Blue Flags are awarded across 60 countries and highlight beaches and bathing areas such as marinas which have excellent water quality and provide a range of facilities for visitors, such as toilets.

In all, some 81 beaches and five marinas have been awarded Blue Flag status - up six on last year. Another 58 received national Green Coast Awards, an increase of four. These reward high standards in areas which do not have the facilities required to achieve Blue Flag status.

To achieve the international standard, bathing areas are judged on 33 criteria relating to water quality, safety, facilities for visitors and beach management.

Environmental education and provision of information about the beach are also required.

A key ingredient to success is the involvement of Clean Coasts groups, with 440 across the country.

Last year, some 800 beach cleans were carried out, with half-a-million pieces of litter removed.

Environment Minister Alan Kelly said the Blue Flags represented "excellence" and were a "clear signal of quality and something to be cherished".

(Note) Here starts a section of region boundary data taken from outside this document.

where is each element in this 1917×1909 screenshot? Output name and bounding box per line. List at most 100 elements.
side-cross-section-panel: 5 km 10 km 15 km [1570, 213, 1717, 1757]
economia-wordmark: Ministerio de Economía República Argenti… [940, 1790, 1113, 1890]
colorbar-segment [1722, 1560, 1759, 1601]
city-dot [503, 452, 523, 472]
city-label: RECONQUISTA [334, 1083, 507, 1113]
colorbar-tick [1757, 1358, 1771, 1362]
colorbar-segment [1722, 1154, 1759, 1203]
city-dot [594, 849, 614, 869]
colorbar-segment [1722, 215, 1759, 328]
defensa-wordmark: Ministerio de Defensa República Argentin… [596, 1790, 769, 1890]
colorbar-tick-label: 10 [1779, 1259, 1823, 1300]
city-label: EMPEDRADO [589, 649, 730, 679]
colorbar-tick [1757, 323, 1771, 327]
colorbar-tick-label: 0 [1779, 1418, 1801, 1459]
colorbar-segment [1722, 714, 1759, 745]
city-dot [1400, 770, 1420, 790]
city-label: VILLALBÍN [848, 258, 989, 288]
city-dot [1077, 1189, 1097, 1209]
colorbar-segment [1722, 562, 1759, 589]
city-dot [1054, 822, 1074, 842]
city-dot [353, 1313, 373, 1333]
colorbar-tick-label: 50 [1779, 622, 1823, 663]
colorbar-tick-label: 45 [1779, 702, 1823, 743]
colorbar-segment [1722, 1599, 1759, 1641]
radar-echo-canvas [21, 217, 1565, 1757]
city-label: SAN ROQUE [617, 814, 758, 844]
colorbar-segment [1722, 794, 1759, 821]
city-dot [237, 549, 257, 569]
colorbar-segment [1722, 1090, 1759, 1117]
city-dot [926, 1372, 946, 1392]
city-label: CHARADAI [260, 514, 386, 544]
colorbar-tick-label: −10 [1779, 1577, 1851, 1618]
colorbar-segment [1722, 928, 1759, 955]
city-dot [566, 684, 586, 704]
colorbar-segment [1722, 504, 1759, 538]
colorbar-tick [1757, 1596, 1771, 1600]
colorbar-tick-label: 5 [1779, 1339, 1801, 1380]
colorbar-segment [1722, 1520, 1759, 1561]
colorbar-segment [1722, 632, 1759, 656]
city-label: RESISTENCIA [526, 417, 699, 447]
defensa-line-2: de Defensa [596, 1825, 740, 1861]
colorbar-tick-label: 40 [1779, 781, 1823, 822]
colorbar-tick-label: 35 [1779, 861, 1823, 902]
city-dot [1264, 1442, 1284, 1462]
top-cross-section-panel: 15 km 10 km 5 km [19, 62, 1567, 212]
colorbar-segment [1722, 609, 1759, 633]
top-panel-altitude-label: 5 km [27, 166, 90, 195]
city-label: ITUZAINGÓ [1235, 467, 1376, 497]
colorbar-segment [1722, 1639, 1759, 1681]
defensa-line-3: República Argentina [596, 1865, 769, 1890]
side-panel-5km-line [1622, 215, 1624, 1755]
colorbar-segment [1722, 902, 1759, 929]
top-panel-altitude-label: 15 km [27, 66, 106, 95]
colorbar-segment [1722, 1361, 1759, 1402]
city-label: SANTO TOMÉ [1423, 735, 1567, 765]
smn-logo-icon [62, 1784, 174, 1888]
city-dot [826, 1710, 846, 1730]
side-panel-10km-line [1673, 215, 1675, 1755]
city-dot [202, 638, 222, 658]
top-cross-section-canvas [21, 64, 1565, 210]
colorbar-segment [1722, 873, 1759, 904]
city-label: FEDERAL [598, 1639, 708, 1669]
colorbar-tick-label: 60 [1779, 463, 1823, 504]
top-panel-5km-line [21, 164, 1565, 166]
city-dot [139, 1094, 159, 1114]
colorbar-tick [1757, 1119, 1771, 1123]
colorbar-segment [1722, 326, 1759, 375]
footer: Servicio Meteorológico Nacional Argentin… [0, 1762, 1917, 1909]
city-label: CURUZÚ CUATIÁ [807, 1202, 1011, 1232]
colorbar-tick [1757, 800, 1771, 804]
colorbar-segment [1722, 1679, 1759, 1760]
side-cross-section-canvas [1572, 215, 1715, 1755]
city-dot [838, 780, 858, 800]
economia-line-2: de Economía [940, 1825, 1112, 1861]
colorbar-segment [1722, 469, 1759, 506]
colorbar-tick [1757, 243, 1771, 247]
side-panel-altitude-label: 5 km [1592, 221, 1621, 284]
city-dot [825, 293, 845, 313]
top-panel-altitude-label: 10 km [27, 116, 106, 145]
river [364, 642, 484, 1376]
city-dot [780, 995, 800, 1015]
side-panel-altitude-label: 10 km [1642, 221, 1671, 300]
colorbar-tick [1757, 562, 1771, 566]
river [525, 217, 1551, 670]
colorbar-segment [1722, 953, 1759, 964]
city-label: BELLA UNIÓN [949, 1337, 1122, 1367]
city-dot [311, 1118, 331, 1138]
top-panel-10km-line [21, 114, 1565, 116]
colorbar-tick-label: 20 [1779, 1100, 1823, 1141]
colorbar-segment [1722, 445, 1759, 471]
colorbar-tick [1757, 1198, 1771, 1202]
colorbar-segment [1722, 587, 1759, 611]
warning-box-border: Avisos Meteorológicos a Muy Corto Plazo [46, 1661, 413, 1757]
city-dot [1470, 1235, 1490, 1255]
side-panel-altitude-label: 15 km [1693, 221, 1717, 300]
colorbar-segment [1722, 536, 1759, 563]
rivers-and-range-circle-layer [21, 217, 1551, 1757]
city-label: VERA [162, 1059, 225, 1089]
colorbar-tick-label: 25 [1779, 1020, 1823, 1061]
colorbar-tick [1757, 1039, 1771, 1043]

"A blue flag flying at a particular location means that it has achieved excellent water quality to standards set by European and national regulations, and a very high grade across a wide range of other criteria," he said.

The Blue Flag is administered in Ireland by An Taisce on behalf of the Foundation for Environmental Education, which has members in 60 countries. Beaches must achieve high quality water over a four-year period, and the programme is credited with driving improvements in water quality.

Annabel FitzGerald, Coastal Programmes Manager with An Taisce, added that the beaches and marinas which achieved the accolade had complied with "strict criteria", adding that local authorities, marina operators and local communities should be commended for their efforts in achieving Blue Flag and Green Coast award status.